Thanks @ThilinaRajapakse - I noticed that the vocab.txt exported by tokenizer.save_vocabulary
was identical to the bert-base-cased-vocab.txt file - so just using the default makes sense. But I was surprised, I had thought the vocab would have expanded to include new words found in the Yelp data - I guess this is where Bert might differ in how it handles out of vocab words... But, if you were wanting to load a customized vocab how would you do it?
For loading the model, yes I can see that just supplying the directory is required - it was the vocab loading that I was hung up on...
Regarding training, (and for reference for any readers) the other difference is that AdamW must be used instead of BertAdam, in conjunction with a scheduler:
Preparing the optimizer and scheduler
num_warmup_steps = int(WARMUP_PROPORTION * num_train_optimization_steps)

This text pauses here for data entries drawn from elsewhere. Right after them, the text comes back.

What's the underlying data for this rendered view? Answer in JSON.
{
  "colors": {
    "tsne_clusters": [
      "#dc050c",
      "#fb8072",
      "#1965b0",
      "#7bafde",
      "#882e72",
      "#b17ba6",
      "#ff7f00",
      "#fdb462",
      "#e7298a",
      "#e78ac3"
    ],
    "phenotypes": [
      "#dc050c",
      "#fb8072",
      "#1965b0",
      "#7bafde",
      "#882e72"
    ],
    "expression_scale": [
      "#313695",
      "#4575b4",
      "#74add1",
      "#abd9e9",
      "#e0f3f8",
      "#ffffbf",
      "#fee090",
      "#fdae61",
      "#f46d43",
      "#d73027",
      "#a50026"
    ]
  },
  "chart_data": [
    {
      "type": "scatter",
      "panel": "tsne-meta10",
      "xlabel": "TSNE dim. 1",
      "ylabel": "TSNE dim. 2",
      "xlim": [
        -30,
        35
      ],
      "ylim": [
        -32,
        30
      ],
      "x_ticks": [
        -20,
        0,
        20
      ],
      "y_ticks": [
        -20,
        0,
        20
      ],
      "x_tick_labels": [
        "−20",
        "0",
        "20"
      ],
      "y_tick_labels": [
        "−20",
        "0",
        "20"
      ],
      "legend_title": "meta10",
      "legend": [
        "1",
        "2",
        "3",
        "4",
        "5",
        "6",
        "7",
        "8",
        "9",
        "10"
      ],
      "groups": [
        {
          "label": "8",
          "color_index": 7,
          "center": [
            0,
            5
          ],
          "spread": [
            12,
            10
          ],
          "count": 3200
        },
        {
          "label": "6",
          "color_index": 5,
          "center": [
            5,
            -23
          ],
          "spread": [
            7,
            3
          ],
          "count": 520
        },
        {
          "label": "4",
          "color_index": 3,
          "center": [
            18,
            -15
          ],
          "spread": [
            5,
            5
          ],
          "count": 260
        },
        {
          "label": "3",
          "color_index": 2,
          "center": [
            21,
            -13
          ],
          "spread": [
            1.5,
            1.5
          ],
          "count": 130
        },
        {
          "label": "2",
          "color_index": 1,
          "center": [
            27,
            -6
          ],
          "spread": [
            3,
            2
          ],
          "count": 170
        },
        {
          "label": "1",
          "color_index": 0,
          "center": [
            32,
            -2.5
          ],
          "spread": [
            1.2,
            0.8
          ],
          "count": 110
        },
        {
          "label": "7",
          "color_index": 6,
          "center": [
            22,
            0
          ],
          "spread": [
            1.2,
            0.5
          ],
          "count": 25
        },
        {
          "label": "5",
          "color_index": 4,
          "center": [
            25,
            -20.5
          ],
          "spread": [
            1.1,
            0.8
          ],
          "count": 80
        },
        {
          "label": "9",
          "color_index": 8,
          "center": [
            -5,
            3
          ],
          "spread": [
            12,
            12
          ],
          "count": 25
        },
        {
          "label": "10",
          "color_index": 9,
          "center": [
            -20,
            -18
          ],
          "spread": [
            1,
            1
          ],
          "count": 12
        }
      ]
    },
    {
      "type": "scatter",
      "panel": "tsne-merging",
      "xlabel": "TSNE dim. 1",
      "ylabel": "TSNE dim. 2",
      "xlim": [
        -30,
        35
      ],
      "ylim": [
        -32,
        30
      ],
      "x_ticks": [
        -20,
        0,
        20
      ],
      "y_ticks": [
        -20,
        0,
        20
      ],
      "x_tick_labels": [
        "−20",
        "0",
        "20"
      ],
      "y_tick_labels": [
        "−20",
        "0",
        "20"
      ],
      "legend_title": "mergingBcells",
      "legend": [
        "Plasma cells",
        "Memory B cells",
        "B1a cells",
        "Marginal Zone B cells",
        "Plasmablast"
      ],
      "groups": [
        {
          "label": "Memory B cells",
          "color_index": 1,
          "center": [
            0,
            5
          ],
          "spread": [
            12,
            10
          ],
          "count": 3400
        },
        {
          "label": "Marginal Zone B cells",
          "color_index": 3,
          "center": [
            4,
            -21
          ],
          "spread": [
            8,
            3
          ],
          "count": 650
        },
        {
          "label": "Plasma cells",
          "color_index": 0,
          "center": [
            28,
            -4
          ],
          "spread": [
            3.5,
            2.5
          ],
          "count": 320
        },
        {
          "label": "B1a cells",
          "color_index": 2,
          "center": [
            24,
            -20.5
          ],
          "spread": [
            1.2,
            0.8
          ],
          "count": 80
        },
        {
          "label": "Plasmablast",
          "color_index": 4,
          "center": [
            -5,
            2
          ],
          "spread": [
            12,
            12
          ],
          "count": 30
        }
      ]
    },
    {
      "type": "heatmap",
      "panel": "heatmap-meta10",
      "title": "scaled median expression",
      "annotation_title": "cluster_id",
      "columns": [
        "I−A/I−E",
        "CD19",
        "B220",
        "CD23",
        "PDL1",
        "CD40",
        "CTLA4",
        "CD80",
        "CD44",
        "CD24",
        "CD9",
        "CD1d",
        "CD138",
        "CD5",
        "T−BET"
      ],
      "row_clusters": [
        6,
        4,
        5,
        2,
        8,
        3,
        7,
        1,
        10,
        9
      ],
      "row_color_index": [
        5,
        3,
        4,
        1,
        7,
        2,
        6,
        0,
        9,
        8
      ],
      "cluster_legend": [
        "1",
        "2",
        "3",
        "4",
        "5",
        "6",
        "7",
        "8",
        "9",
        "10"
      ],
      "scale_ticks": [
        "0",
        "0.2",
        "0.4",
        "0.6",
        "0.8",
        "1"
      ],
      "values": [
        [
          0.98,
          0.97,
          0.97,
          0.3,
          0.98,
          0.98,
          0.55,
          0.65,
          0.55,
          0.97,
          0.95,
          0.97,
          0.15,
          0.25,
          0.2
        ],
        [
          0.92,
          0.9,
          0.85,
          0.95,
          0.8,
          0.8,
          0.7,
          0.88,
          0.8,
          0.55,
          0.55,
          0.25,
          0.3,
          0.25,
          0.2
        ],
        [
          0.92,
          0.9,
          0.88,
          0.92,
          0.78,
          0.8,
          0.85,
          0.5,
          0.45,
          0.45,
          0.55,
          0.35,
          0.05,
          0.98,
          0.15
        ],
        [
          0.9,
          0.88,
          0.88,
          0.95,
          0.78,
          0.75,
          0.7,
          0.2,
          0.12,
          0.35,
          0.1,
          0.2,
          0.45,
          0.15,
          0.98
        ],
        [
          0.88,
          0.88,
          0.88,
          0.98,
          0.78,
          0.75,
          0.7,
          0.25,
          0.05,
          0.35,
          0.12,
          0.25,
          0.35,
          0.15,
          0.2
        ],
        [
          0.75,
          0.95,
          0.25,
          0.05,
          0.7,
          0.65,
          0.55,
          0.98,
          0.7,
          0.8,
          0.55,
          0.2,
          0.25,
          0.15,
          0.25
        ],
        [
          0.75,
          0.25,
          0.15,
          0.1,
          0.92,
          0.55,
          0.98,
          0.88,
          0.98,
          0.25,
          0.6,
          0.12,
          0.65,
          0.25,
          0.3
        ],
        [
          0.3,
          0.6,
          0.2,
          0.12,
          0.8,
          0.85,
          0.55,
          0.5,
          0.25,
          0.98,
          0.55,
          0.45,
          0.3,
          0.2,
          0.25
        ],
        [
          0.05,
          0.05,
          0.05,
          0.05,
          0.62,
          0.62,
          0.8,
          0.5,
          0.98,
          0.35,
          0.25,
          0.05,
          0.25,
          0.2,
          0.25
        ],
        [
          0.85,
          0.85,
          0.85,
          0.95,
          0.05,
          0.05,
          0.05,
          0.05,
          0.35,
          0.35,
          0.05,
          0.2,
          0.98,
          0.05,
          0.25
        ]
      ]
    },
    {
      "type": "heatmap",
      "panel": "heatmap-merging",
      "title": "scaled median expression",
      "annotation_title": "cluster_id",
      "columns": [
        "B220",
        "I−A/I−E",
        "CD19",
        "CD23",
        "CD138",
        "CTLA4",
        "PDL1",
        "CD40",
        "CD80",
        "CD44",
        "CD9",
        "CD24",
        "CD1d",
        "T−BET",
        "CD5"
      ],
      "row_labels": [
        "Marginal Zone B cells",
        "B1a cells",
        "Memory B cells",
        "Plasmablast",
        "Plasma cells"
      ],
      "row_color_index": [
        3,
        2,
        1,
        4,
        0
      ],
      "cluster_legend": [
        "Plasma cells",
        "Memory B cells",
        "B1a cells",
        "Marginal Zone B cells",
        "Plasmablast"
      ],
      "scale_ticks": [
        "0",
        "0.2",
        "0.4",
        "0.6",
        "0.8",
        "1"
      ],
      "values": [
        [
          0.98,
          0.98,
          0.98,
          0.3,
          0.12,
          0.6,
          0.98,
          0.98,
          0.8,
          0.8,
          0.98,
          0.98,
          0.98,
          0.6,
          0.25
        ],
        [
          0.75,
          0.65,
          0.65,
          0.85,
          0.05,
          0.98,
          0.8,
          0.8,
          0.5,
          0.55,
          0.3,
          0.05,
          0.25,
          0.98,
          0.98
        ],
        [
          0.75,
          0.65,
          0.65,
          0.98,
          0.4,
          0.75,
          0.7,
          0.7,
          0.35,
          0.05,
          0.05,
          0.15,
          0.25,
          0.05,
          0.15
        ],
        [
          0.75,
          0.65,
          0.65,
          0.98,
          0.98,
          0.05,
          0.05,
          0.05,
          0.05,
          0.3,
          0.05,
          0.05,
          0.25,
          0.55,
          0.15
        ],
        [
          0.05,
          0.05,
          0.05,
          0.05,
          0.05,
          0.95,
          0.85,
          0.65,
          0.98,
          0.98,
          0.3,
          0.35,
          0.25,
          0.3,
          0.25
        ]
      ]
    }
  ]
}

optimizer = AdamW(optimizer_grouped_parameters,
lr=LEARNING_RATE,
correct_bias=False) # To reproduce BertAdam specific behavior set correct_bias=False
scheduler = WarmupLinearSchedule(optimizer, warmup_steps=num_warmup_steps, t_total=num_train_optimization_steps)
In the training loop the scheduler.step() comes after the optimizer.step() if using Pytorch 1.1.0 or above, otherwise before it... see https://pytorch.org/docs/stable/optim.html#how-to-adjust-learning-rate
There's a vocabulary class as well that you can use just like the config and the model classes. I think it's BertVocabulary or something similar. I'll check it later and edit this with the correct name.
I do have a working notebook from my research that uses the updated library. I could adapt that one to the yelp dataset but I was unsure whether adding it to this repo would help or whether it would confuse people even more. Maybe I'll write a separate article and a repo for it.
Thanks. Because I've only just come to evaluating Bert I haven't had any experience with the previous class, so I find it confusing to work with approaches that do! So, for me at least, a version that uses the latest approach would be welcome :)